Giles Waterfield, the director who modernised Dulwich Picture Gallery, has died

Art historian, independent curator and lecturer, he wrote eruditely and amusingly about museums

The art historian, curator and novelist, Giles Waterfield (1949-2016), rejuvenated the Dulwich Picture Gallery, which he led for 17 years from 1979 until 1996. When he arrived there was “a staff of five, two resident custodians (one a carpenter) who hadn’t spoken to each other for three years, and the only activities were those organised by the Friends. Otherwise nothing happened, no exhibitions, no conservation programme", Waterfield recalled in a typically dry way. The small, historic gallery in south London, which is home to one of the finest collections of Old Masters in Britain, was "a very quiet, sad place”, he wrote. It was also in a financially parlous state. Waterfield handed over to his successors an institution restored to financial health with a higher profile, increased attendance, an award-winning education department as well as a new level of independence after the appointment of its first board of trustees. He had prepared the ground for the restoration and expansion of Sir John Soane's purpose-built gallery.

After Dulwich, Waterfield became an independent curator, taught art history, including as an associate lecturer at London’s Courtauld Institute of Art, and was influential behind the scenes as an advisor to numerous museum and heritage organisations, including the Heritage Lottery Fund. He also wrote about museums and galleries, both real and fictional, in an erudite and amusing way.
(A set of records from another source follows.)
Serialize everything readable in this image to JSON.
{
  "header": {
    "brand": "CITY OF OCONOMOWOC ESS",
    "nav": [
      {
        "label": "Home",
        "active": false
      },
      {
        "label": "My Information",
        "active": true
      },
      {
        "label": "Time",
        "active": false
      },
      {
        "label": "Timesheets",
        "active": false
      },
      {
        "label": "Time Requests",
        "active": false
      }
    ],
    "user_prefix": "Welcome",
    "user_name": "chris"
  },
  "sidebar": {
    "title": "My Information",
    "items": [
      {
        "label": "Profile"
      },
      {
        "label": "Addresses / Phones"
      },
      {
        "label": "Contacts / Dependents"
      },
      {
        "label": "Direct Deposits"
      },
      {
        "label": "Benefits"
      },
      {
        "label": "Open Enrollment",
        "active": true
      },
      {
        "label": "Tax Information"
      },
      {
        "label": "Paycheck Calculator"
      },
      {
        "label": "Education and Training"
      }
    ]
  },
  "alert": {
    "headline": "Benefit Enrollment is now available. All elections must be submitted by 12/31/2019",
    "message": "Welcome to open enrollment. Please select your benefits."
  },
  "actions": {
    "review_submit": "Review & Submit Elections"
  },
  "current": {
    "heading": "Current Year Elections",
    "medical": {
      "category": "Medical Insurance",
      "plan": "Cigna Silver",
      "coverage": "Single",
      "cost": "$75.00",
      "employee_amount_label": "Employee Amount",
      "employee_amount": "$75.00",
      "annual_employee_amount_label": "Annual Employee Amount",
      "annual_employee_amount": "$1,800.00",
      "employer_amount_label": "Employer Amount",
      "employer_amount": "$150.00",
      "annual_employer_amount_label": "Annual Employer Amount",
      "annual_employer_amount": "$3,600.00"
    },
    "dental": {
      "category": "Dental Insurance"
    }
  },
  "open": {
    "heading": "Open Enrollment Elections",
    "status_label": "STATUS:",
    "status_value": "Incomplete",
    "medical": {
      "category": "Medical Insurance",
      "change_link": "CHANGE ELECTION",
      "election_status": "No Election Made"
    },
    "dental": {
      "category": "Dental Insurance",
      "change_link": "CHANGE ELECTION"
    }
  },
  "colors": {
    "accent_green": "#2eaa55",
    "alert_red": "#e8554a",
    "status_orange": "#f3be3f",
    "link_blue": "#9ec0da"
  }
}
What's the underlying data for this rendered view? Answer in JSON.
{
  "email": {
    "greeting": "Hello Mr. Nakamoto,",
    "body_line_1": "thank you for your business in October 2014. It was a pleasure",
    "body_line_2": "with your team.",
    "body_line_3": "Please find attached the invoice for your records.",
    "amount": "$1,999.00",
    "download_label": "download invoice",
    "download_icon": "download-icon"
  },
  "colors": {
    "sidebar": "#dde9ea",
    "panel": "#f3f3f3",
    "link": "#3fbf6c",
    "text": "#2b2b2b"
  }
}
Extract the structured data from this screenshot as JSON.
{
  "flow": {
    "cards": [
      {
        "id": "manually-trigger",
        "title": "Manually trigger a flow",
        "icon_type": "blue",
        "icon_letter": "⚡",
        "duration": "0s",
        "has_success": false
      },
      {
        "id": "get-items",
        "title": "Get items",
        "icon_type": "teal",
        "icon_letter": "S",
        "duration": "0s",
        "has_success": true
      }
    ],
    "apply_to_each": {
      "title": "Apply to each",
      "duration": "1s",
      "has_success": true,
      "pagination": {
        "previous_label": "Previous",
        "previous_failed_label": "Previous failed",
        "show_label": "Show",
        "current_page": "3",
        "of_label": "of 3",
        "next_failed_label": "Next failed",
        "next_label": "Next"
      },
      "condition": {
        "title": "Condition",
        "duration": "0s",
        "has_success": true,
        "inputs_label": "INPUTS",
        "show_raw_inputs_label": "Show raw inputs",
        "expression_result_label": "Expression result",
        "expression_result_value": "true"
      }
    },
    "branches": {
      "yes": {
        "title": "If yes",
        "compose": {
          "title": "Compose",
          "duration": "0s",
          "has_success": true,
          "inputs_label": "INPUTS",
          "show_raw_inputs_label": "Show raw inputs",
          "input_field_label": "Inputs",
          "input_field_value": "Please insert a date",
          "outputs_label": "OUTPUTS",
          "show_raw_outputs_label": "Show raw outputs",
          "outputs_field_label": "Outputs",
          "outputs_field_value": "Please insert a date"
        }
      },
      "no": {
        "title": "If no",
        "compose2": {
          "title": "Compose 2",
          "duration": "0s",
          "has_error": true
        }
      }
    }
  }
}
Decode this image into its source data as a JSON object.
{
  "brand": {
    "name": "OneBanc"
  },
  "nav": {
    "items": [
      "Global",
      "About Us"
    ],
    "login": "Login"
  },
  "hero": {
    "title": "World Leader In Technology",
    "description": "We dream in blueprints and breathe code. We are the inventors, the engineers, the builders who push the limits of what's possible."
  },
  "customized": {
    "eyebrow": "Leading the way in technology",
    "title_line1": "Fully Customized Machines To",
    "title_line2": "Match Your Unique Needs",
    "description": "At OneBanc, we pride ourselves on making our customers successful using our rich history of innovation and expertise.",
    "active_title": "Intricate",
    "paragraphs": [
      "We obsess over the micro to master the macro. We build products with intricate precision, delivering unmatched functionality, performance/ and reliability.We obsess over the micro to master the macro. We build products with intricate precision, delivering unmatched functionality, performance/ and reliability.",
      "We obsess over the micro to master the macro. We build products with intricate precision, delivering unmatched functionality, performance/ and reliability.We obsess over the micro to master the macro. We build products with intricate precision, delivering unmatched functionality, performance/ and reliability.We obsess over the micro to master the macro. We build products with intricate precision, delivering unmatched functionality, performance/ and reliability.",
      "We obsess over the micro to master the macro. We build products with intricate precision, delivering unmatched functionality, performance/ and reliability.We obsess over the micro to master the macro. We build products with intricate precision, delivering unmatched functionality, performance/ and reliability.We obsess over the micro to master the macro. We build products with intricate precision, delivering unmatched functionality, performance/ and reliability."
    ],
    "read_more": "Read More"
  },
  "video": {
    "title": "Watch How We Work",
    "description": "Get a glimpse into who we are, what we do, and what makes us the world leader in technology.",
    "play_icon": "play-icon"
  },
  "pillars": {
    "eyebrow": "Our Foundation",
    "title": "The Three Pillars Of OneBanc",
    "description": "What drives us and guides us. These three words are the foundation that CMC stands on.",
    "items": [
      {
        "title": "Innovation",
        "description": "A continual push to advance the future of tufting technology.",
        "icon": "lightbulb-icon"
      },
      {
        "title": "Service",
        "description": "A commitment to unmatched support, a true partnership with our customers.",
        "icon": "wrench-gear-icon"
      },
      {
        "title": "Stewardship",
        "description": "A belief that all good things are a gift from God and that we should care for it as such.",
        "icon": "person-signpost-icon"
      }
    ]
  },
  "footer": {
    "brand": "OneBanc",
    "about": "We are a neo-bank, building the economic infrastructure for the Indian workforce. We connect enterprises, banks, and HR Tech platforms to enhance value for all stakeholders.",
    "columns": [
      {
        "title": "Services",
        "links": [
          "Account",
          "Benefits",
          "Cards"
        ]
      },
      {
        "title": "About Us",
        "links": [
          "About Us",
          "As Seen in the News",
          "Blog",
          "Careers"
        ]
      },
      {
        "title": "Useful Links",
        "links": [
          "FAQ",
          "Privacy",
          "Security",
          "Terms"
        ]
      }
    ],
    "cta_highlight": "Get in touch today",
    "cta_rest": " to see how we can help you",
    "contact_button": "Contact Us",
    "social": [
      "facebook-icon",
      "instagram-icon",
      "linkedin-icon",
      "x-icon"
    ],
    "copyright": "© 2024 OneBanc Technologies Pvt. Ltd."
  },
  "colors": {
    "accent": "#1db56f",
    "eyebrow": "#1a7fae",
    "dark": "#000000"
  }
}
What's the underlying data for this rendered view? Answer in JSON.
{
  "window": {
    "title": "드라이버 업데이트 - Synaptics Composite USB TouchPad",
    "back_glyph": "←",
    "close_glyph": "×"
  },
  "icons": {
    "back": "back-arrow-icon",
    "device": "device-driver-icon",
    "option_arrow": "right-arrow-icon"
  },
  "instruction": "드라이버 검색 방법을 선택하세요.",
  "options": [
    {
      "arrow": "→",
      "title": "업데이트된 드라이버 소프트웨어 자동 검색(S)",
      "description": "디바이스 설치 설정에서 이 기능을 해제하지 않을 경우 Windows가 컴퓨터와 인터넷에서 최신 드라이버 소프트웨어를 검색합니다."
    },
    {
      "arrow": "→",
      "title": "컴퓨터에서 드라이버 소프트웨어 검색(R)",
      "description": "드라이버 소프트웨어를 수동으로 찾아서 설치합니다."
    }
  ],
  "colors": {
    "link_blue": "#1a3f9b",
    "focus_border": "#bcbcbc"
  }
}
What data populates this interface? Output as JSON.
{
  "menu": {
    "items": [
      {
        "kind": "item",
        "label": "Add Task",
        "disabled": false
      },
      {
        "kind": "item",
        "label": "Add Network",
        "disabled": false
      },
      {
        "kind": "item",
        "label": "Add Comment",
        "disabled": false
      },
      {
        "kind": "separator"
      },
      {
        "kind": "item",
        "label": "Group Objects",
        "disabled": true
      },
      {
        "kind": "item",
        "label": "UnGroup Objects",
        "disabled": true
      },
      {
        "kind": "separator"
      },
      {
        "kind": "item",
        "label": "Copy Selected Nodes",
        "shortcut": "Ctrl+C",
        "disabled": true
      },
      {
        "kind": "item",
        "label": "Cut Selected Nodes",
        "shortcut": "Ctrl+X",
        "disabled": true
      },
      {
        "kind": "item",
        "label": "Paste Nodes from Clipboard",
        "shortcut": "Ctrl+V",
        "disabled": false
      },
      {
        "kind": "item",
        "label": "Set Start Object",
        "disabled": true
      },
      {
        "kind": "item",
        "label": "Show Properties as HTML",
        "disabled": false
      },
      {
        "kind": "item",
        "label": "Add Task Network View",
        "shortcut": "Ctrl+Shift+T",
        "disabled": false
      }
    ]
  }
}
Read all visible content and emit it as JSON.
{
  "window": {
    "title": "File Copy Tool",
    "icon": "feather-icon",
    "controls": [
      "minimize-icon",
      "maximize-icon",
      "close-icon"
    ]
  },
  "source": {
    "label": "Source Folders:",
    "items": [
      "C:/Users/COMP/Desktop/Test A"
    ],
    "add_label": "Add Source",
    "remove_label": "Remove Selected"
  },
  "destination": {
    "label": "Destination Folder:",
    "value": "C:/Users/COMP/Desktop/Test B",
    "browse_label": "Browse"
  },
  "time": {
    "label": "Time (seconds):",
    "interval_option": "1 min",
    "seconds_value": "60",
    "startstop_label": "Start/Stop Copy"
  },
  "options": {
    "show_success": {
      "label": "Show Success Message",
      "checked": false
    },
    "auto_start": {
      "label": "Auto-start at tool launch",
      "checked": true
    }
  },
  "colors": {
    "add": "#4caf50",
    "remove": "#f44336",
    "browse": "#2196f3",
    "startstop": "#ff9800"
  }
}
As well as books including The People’s Gallery, which chronicled the ups and downs of Britain’s municipal museums in the 19th and early 20th century, which was published by Yale University Press last year, Waterfield wrote an entertaining comic novel about Brit, a fictional Museum of British History. In The Hound in the Left-hand Corner (2002), a long-suffering director has to manage an overbearing chairman who is keener on building a curatorially vacuous new contemporary wing, or the “nowness of now”, than caring for the historic collection.

As an independent curator, Waterfield organised scholarly exhibitions, including Art Treasures of England at the Royal Academy of Arts in 1998, featuring the pick of the nation’s regional collections. Last year he co-organised The Painting Room: Artists at Work in the 18th Century at Gainsborough’s House, in Suffolk, based on his research into the history of artists' studios.

In his role as the longstanding course director at the Attingham Trust and the Royal Collection Studies, Waterfield helped numerous curators from the UK and abroad to immerse themselves in the history and collections of Britain’s palaces and great country houses. In 2003, he co-organised Below Stairs, the National Portrait Gallery's first exhibition to focus on the men and women who worked in them as domestic servants.